En primeur tasting provides an important opportunity to get an excellent sense of the vintage as a whole instead of relying on press releases or self-serving assessments from the châteaux or brokers. With the exception of a few areas in Italy (Barolo and Barbaresco every May and Chianti Classico, Vino Nobile and Brunello every February) Bordeaux is the rare region that puts all on wines on display simultaneously. For a highly variable vintage like 2006, it allows the press to see which wines were marred by over extraction and bitter tannins and which were not. I think there's merit in that.
Michael Apstein

“For a highly variable vintage like 2006, it allows the press to see which wines were marred by over extraction and bitter tannins and which were not. I think there's merit in that”. Unfortunately, critics are quite reluctant to cause commercial damage to the various chateaux and you often need to read between the lines to try to guess (not to mention differences between critics and samples). It is clear that because of its variability, 2006 is a very risky vintage to buy early! Following a very speculative 2005 vintage where chateaux, intermediates and speculators (individuals and funds that do not consume, but buy in order to sell later) drove the price extremely high (+ there are still some unsold stocks at merchants) and turned off a lot of amateurs, the last thing needed is an expensive 2006 futures campaign that would later disappoint with regard to quality!

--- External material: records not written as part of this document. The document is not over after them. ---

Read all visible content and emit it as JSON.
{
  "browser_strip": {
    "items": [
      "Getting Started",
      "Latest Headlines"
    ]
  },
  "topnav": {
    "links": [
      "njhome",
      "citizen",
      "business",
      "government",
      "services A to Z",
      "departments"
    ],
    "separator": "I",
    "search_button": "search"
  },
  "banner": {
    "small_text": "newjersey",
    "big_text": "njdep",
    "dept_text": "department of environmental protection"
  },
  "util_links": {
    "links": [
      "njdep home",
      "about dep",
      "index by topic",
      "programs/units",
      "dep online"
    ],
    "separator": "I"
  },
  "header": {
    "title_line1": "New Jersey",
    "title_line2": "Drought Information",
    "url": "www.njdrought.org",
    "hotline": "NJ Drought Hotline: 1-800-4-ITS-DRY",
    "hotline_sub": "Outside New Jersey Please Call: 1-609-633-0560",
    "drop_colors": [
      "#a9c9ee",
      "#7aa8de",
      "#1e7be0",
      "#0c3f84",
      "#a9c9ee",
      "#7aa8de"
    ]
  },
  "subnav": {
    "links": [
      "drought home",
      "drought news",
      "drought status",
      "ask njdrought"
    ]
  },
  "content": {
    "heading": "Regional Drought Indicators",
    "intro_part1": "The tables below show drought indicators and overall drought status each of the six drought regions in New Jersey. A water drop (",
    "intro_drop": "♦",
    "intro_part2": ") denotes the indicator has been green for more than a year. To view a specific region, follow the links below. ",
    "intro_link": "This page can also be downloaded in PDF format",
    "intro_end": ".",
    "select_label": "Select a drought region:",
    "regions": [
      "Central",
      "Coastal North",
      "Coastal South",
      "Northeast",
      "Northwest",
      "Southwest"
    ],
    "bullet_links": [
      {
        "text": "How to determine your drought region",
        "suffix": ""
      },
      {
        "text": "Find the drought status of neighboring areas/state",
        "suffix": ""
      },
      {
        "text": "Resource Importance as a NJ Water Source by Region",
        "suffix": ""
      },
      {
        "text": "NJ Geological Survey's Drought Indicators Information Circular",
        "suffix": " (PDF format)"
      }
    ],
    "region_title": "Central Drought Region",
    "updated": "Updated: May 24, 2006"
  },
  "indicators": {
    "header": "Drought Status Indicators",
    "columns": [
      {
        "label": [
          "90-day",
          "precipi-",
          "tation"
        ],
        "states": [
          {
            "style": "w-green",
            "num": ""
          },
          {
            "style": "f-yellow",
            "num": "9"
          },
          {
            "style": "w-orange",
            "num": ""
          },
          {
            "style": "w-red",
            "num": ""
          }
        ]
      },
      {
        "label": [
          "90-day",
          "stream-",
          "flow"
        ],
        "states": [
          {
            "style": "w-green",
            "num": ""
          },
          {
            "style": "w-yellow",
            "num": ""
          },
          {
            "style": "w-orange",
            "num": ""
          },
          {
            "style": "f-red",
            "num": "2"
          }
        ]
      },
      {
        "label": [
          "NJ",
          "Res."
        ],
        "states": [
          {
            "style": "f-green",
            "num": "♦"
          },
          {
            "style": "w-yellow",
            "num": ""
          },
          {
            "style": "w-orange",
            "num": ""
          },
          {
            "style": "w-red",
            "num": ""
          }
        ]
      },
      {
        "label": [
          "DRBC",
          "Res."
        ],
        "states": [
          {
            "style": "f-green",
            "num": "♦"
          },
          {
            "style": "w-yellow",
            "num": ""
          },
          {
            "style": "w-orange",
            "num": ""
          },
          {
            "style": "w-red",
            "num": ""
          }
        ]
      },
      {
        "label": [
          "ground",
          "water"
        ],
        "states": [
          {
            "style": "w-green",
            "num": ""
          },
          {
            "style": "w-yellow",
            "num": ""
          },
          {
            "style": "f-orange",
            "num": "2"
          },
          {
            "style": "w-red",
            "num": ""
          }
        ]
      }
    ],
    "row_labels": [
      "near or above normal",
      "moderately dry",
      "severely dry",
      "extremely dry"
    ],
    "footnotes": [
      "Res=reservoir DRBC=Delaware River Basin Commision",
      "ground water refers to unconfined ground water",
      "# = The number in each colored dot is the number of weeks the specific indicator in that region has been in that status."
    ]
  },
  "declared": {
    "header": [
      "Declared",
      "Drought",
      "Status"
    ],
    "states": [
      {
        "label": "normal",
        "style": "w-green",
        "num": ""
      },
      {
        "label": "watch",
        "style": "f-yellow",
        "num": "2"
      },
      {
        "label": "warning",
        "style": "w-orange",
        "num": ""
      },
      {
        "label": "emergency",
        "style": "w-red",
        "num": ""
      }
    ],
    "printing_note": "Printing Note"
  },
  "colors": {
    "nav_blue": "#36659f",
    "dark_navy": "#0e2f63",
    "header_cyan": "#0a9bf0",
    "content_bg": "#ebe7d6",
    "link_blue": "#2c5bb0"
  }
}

The Bordeaux futures excesses look very much like the Beaujolais Nouveau excesses that have succeeded in killing the market! But one cannot blame the Bordeaux market actors for following the flavour of the day and its speculative excesses!! They make their decisions, they will live with the consequences! In the meantime, we, customers, need to look for alternatives…or win the lottery!
Antoine Songeur

What a great debate! I can't afford these stratospheric wines and I'm certainly not going to wait 20 years to drink them. Leave the en primeur circus to those with the inclination and the money – that leaves the field clear for the rest of us to find better value and more interest elsewhere.
David Richardson, London, UK

I note that virtually all the contributions against En Primeur sales are from private consumers. They have missed the point, which is that the En Primeur system works because it is a uniquely efficient system of distribution. The chateau sets their price and La Place usually takes accepts it, as they risk losing their allocations if they do not; La Place sells to the merchants world-wide (Joanne, one of the biggest on La Place, has customers in 132 countries, could any chateau achieve this and if so, at what cost?) who may or may not take up the offer, but also risk losing allocation if they do not; the merchants in turn offer the wines to their customers, who they are not in the habit of ripping off. The customers are the ONLY people in the chain under no obligation whatsoever to buy the wine that this distrubution system has presented to them. It is a pure example of supply and demand. Such consumers might as well complain about the cost of Hermes ties, or prices in London restaurants, where the same non-obligation to purchase applies.